Link: Webpage | Points: 110 |
Useful Tools: file exiftool strings base64 |
Tags: beginner stego |
Show Solution …
The Challenge
Level 11 provides us with a fairly odd-looking page from the start.
Looking for more details, the php image file has an interesting name. You can see its name either by looking at the source code, viewing its direct path, or opening its properties in the browser. I happened to look at its properties:
I downloaded the file to analyze it further. Seeing as it calls itself a virus, I ran it through the Linux file
command to verify whether or not it was a picture, but sure enough it said that it was indeed a valid jpeg image.

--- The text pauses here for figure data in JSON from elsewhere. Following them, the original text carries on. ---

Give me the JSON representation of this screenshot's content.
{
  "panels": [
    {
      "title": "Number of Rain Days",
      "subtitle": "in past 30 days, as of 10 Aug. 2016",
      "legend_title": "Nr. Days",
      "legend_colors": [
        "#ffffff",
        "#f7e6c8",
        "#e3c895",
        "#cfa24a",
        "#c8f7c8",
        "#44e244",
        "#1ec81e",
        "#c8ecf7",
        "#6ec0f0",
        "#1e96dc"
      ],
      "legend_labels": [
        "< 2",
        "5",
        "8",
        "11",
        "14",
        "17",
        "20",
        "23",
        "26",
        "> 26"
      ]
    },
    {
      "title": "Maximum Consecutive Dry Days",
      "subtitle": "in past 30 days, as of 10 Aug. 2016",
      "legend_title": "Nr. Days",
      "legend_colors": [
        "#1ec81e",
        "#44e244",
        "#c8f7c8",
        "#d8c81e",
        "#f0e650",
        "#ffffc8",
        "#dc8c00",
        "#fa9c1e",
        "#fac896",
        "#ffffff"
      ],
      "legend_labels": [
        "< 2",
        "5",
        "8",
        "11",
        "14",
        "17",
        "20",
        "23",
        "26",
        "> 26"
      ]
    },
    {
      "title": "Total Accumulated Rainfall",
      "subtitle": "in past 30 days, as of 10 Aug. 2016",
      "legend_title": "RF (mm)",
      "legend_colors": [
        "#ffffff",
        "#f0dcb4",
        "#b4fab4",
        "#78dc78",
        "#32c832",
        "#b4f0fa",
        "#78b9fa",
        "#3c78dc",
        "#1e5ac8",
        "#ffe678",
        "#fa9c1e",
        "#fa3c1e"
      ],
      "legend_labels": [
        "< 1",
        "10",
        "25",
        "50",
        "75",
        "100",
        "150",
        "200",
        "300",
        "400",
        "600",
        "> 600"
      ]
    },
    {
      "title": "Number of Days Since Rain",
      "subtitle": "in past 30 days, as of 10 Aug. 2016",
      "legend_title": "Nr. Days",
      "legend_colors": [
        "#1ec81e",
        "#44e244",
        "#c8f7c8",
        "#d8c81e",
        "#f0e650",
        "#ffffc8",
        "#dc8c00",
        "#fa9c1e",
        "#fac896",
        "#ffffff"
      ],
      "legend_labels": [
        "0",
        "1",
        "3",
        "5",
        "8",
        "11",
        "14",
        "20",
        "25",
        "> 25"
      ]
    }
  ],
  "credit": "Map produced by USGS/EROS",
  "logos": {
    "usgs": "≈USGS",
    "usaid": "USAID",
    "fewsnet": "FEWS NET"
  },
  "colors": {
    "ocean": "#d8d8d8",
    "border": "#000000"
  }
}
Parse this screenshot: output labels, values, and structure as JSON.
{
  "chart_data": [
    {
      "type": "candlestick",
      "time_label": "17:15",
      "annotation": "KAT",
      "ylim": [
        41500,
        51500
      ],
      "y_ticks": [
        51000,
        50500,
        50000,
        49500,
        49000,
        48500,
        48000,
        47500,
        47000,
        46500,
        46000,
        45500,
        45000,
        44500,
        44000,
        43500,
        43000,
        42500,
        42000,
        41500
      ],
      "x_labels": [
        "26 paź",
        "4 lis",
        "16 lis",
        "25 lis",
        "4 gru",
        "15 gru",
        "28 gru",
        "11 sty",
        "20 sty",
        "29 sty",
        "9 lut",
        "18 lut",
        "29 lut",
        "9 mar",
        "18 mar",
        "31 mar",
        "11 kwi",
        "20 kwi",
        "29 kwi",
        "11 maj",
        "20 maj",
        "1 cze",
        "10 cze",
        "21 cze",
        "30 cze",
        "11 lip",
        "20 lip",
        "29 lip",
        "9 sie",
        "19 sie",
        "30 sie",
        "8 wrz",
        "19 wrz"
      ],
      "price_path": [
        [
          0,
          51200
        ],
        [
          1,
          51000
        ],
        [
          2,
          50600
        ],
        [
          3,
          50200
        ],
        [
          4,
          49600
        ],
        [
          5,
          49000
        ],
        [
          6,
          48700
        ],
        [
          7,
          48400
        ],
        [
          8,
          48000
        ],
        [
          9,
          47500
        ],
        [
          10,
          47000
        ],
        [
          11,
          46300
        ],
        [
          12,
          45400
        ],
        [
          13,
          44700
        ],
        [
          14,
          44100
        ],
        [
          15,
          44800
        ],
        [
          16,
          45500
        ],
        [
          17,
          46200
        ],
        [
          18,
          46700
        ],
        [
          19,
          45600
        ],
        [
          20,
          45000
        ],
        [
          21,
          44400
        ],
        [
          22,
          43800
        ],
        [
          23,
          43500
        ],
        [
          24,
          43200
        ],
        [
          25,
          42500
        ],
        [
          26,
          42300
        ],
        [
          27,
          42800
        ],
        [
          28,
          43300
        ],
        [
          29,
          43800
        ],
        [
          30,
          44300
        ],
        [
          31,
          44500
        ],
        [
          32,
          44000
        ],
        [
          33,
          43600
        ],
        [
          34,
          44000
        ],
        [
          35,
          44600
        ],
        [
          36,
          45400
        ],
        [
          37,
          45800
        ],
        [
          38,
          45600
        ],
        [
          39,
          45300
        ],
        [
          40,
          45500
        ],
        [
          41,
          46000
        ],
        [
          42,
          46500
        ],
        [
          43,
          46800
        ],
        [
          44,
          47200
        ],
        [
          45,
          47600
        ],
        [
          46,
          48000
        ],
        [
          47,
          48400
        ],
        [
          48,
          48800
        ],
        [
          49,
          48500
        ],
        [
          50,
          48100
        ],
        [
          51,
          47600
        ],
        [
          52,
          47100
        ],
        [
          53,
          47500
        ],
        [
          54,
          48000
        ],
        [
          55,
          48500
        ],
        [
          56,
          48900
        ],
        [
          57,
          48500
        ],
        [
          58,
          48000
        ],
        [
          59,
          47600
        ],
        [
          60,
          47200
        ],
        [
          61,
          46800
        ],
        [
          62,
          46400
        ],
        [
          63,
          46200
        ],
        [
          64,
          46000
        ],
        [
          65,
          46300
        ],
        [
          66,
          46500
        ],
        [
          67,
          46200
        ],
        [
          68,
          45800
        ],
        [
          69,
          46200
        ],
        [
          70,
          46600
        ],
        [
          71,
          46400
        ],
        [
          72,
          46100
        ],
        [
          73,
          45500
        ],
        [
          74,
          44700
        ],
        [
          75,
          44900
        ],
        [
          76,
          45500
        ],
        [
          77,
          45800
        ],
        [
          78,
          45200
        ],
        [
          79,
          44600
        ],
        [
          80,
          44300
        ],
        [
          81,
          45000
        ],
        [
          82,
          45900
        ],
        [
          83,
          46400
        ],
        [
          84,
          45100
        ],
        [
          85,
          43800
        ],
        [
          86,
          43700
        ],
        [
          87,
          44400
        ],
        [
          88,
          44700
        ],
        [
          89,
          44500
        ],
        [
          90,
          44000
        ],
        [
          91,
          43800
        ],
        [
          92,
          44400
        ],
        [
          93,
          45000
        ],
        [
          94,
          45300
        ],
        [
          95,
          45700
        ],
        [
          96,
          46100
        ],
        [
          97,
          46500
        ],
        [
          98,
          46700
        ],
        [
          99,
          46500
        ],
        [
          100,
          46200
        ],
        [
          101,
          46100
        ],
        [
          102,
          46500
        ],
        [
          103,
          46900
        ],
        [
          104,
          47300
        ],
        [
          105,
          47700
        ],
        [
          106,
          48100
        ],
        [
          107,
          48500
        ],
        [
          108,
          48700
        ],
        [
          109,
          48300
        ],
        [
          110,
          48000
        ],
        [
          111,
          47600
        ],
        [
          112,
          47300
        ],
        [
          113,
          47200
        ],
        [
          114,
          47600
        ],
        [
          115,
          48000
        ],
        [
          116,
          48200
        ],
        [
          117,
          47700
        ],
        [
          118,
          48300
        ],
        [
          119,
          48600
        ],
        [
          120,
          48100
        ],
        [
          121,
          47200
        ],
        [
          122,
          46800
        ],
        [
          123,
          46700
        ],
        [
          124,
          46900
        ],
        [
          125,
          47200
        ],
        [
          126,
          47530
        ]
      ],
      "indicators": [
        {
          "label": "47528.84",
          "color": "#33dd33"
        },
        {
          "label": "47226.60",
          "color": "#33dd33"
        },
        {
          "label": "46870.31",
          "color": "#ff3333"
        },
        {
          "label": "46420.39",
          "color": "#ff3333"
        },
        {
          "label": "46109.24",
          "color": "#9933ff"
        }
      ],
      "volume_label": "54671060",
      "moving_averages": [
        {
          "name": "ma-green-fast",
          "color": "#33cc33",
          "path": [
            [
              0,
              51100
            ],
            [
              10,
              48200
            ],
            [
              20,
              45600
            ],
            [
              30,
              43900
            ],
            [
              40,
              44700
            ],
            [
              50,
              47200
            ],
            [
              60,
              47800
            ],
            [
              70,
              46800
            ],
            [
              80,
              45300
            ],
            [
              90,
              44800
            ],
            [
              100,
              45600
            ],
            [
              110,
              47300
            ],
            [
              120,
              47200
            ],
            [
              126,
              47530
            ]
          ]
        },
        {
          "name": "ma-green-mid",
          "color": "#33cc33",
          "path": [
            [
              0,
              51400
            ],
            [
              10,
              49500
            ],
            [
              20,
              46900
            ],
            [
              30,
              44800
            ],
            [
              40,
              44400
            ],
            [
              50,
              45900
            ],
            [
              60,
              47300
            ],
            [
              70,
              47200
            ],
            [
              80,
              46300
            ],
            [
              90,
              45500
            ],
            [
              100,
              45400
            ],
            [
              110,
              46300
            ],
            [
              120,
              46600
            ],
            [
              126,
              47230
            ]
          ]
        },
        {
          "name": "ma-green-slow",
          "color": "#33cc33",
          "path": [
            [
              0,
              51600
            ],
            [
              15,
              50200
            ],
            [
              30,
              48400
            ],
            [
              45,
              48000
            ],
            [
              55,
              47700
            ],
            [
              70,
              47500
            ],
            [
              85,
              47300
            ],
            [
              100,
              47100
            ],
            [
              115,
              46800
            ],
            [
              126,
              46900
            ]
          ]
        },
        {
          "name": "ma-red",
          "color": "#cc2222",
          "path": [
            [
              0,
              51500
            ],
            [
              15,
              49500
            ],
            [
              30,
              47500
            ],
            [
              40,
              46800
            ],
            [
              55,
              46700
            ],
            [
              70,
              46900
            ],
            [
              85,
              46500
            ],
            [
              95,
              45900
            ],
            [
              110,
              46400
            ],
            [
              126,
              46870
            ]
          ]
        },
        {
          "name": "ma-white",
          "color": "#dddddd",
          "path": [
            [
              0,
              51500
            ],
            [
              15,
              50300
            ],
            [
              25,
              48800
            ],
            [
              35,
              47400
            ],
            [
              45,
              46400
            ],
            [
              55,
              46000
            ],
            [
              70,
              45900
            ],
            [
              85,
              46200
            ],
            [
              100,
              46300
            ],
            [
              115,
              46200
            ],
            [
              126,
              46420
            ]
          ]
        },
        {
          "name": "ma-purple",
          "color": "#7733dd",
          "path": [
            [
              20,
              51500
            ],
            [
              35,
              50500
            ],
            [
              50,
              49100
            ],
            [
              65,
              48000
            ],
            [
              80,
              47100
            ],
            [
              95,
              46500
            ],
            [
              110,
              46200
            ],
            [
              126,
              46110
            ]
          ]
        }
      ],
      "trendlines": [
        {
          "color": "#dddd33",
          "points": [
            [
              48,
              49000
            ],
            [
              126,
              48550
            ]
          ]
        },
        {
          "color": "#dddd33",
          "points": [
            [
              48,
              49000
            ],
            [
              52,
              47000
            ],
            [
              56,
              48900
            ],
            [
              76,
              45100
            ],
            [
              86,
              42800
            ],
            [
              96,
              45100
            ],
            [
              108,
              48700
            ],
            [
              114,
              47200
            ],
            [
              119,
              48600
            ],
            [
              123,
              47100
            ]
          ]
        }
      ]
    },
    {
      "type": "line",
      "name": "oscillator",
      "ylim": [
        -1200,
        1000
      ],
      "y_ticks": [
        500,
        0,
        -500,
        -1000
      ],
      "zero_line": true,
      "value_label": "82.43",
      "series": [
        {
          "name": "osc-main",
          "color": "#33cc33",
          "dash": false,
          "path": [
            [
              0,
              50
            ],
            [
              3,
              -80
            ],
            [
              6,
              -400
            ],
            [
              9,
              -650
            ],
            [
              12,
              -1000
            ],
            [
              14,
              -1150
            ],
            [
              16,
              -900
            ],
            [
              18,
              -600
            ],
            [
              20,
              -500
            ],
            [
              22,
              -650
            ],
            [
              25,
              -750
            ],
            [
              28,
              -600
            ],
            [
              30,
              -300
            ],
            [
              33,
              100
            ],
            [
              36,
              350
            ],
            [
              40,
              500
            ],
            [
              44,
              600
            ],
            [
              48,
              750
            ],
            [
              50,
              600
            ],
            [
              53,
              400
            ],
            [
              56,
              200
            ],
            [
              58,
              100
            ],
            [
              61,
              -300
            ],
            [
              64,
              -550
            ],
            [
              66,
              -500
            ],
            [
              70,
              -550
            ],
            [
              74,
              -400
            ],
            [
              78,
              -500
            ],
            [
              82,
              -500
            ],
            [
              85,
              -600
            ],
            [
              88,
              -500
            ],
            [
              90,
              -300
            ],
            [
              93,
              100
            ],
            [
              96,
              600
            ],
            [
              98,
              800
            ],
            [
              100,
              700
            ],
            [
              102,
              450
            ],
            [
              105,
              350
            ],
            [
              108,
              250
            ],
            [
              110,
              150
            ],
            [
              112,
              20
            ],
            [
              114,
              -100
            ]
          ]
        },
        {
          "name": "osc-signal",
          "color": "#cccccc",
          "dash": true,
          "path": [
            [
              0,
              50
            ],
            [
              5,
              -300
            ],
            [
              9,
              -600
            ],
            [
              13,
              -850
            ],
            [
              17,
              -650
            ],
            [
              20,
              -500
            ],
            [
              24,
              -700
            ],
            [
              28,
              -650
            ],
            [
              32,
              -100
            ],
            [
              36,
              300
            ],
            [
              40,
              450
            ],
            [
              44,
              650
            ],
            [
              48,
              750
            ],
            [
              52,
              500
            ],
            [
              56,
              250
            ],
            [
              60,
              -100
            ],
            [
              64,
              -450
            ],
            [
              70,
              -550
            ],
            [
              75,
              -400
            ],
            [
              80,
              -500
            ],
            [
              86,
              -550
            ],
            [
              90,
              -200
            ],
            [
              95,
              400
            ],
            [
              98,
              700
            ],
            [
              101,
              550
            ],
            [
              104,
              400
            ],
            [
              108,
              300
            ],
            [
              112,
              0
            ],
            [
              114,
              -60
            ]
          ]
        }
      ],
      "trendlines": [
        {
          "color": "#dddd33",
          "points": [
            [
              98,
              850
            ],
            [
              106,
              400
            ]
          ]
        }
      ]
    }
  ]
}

We actually get the flag right there in the file information! If you didn’t think to run file
on the image, you can also find the flag in the image’s metadata (which is where file
found it as well, but that won’t always happen).
You could have also found it with strings
However you get there, we’re still not done yet. This doesn’t follow the standard flag format; we need to decode the long string at the end of the flag. Since it has a combination of lowercase, uppercase, and numbers, let’s try base64.
Visiting this link gives us an image with text, and that text is the final part of the flag infosec_flagis_powerslide
Lessons Learned
This was another case of attention to detail. The name of the file was a clue to focus on that file. There were many ways of identifying this flag, so understanding each and why they work is beneficial. Remember that you can use grep
to search for the flag, as well.
Also, we were once again given a base64 encoded string. This is the third time decoding base64 in this CTF, so hopefully you’re starting to be able to identify it more quickly now and immediately decoding it.